The progress made in AI, namely in the fields of machine learning (ML) and deep learning (DL), has greatly contributed to the creation of new and inventive methods for diagnosing microbial infections [3,4]. These technologies allow for the quick analysis of various datasets that include genetic sequences, microbiological phenotypes, and clinical metadata. This makes it easier to identify subtle patterns and connections that may go unnoticed by humans. Through the utilization of AI, healthcare practitioners can accelerate the process of diagnosing medical conditions, resulting in prompt interventions and enhanced patient outcomes.
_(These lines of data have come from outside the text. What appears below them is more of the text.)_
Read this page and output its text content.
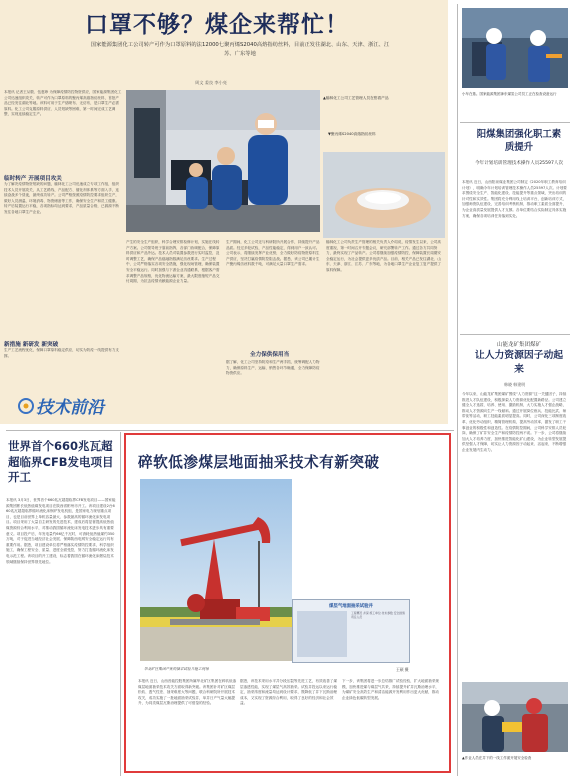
口罩不够？煤企来帮忙！
国家能源集团化工公司转产可作为口罩原料的法12000七聚丙烯S2040高熔指纺丝料，目前正发往湖北、山东、天津、浙江、江苏、广东等地
周文 姜良 李小亮
▲榆林化工公司工艺管理人员在察看产品
▼聚丙烯S2040高熔指纺丝料
本报讯 记者王从敬、伍惠珍 为保障疫情防控物资供应，国家能源集团化工公司迅速组织攻关，转产可作为口罩原料的聚丙烯高熔指纺丝料，首批产品已经发往湖北等地。该料可用于生产熔喷布、无纺布，是口罩生产必需原料。化工公司克服原料供应、人员短缺等困难，第一时间完成工艺调整，实现连续稳定生产。
临时转产 开展项目攻关
为了解决疫情物资短缺的问题，榆林化工公司迅速成立专项工作组，组织技术人员开展攻关，从工艺路线、产品配方、催化剂体系等方面入手，连续奋战多个昼夜，最终成功转产。公司严格按照疫情防控要求组织生产，做好人员测温、环境消毒、物资储备等工作，确保安全生产和员工健康。转产后装置运行平稳，各项指标均达到要求，产品质量合格，已源源不断发往各地口罩生产企业。
新措施 新研发 新突破
生产工艺流程优化，保障口罩原料稳定供应，切实为防疫一线提供有力支撑。
技术前沿
产生的安全生产组织，科学合理安排检修计划，实施在线转产方案。公司领导班子靠前指挥，各部门协调配合，保障原料供应和产品外运。技术人员对装置参数进行实时监控，及时调整工艺，确保产品熔融指数满足纺丝要求。生产过程中，公司严格落实各项安全措施，强化现场管理，确保装置安全平稳运行。同时加强与下游企业沟通联系，根据客户需求调整产品规格，优化物流运输方案，最大限度缩短产品交付周期，为抗击疫情贡献能源企业力量。
生产期间，化工公司还与科研院所开展合作，持续提升产品品质。经过多轮试验，产品性能稳定，得到用户一致认可。公司表示，将继续发挥产业优势，全力做好防疫物资原料生产供应，坚决打赢疫情防控阻击战。据悉，该公司已累计生产聚丙烯纺丝料数千吨，可满足大量口罩生产需求。
全力保供保用当
据了解，化工公司坚持防疫和生产两手抓，统筹调配人力物力，确保原料生产、运输、销售各环节畅通，全力保障防疫物资供应。
榆林化工公司负责生产管理的相关负责人介绍说，疫情发生以来，公司高度重视，第一时间召开专题会议，研究部署转产工作。通过各方共同努力，最终实现了产品转产。公司将继续加强疫情防控，保障装置长周期安全稳定运行，为社会提供更多优质产品。目前，相关产品已发往湖北、山东、天津、浙江、江苏、广东等地，为各地口罩生产企业复工复产提供了原料保障。
小车在基。国家能源集团神东煤炭公司员工正在检查设备运行
阳煤集团强化职工素质提升
今年计划培训管理技术操作人员25597人次
本报讯 近日，山西阳泉煤业集团公司制定《2020年职工教育培训计划》，明确今年计划培训管理技术操作人员25597人次。计划要求围绕安全生产、智能化建设、技能提升等重点领域，突出培训的针对性和实效性。集团将充分利用线上培训平台，创新培训方式，加强师资队伍建设，完善培训考核机制，推动职工素质全面提升，为企业高质量发展提供人才支撑。各单位要结合实际制定具体实施方案，确保各项培训任务落到实处。
山能龙矿集团煤矿
让人力资源因子动起来
韩晓 韩建明
今年以来，山能龙矿集团煤矿围绕“人力资源”这一关键因子，持续推进人才队伍建设，积极探索人力资源优化配置新路径。公司建立健全人才选拔、培养、使用、激励机制，大力实施人才强企战略，推动人才资源向生产一线倾斜。通过开展岗位练兵、技能比武、师带徒等活动，职工技能素质明显提高。同时，公司深化三项制度改革，优化劳动组织，精简管理机构，提高劳动效率，激发了职工干事创业的积极性和创造性。在疫情防控期间，公司科学安排人员轮岗，确保了矿井安全生产和疫情防控两不误。下一步，公司将继续加大人才培养力度，加快推进智能化矿山建设，为企业转型发展提供坚强人才保障，切实让人力资源因子动起来、活起来，不断增强企业发展内生动力。
▲作业人员在井下的一线工作面开展安全检查
世界首个660兆瓦超超临界CFB发电项目开工
本报讯 3月3日，世界首个660兆瓦超超临界CFB发电项目——国家能源集团彬长低热值煤发电项目在陕西省彬州市开工。该项目建设2台660兆瓦超超临界循环流化床锅炉发电机组，是国家电力规划重点项目，也是目前世界上单机容量最大、参数最高的循环流化床发电项目。项目采用了大量自主研发的先进技术，建成后将显著提高低热值煤资源综合利用水平，对推动我国循环流化床发电技术进步具有重要意义。项目投产后，年发电量约66亿千瓦时，可消耗低热值煤约350万吨，对于促进当地经济社会发展、保障陕西电网安全稳定运行具有重要作用。据悉，项目建设单位将严格落实疫情防控要求，科学组织施工，确保工程安全、质量、进度全面受控，努力打造循环流化床发电示范工程。该项目的开工建设，标志着我国在循环流化床燃烧技术领域继续保持世界领先地位。
碎软低渗煤层地面抽采技术有新突破
煤层气地面抽采试验井
工程概况 井深 施工单位 技术参数 安全措施 责任人员
华北矿区集团产优的抽采试验井施工现场	王硕 摄
本报讯 近日，山西晋能控股集团所属华北矿区集团在碎软低渗煤层地面抽采技术攻关方面取得新突破。该集团针对矿区煤层松软、透气性差、抽采难度大等问题，联合科研院所开展技术攻关，成功实施了一批地面抽采试验井，单井日产气量大幅提升，为同类煤层瓦斯治理提供了可借鉴的经验。
据悉，该技术采用水平井分段压裂等先进工艺，有效改善了煤层渗透性能，实现了煤层气高效抽采。试验井投运以来运行稳定，抽采浓度和流量均达到设计要求，既降低了井下瓦斯治理成本，又实现了资源综合利用，取得了良好的经济和社会效益。
下一步，该集团将进一步总结推广试验经验，扩大地面抽采规模，加快推进煤与煤层气共采，持续提升矿井瓦斯治理水平，为煤矿安全高效生产和清洁能源开发利用作出更大贡献，推动企业绿色低碳转型发展。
AI-driven algorithms swiftly analyze extensive datasets, facilitating the rapid detection of infections and improved treatment strategies [5].
Furthermore, the use of AI in microbiological diagnosis has significant potential for personalized medicine, enabling customized treatment approaches based on unique patient profiles. AI utilizes data analysis, pattern recognition, and diagnostic processes to enable early disease identification, advancements in treatment, individualized treatment plans, and epidemic surveillance [5]. This shift in paradigm not only improves the effectiveness of antimicrobial treatments but also tackles the growing problem of antimicrobial resistance (AMR), which is a crucial concern in modern healthcare [6].
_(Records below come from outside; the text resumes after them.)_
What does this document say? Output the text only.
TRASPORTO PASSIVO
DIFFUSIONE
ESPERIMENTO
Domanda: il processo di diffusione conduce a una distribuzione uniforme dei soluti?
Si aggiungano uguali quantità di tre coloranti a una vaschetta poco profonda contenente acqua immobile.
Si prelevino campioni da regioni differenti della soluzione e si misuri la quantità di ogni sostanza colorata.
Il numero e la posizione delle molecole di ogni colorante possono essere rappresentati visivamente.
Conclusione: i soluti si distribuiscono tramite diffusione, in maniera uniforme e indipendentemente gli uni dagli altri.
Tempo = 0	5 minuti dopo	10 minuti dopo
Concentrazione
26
This review examines the growing influence of AI on the diagnosis of microbial infections. It explores the various ways AI is being used, the advantages it offers, and the difficulties it presents, all within the framework of the most recent research and technological progress. The latest research and advancements available in AI-driven diagnostics are used to provide a detailed understanding of how AI is changing the field of microbial diagnosis and creating new methods for fighting infectious diseases.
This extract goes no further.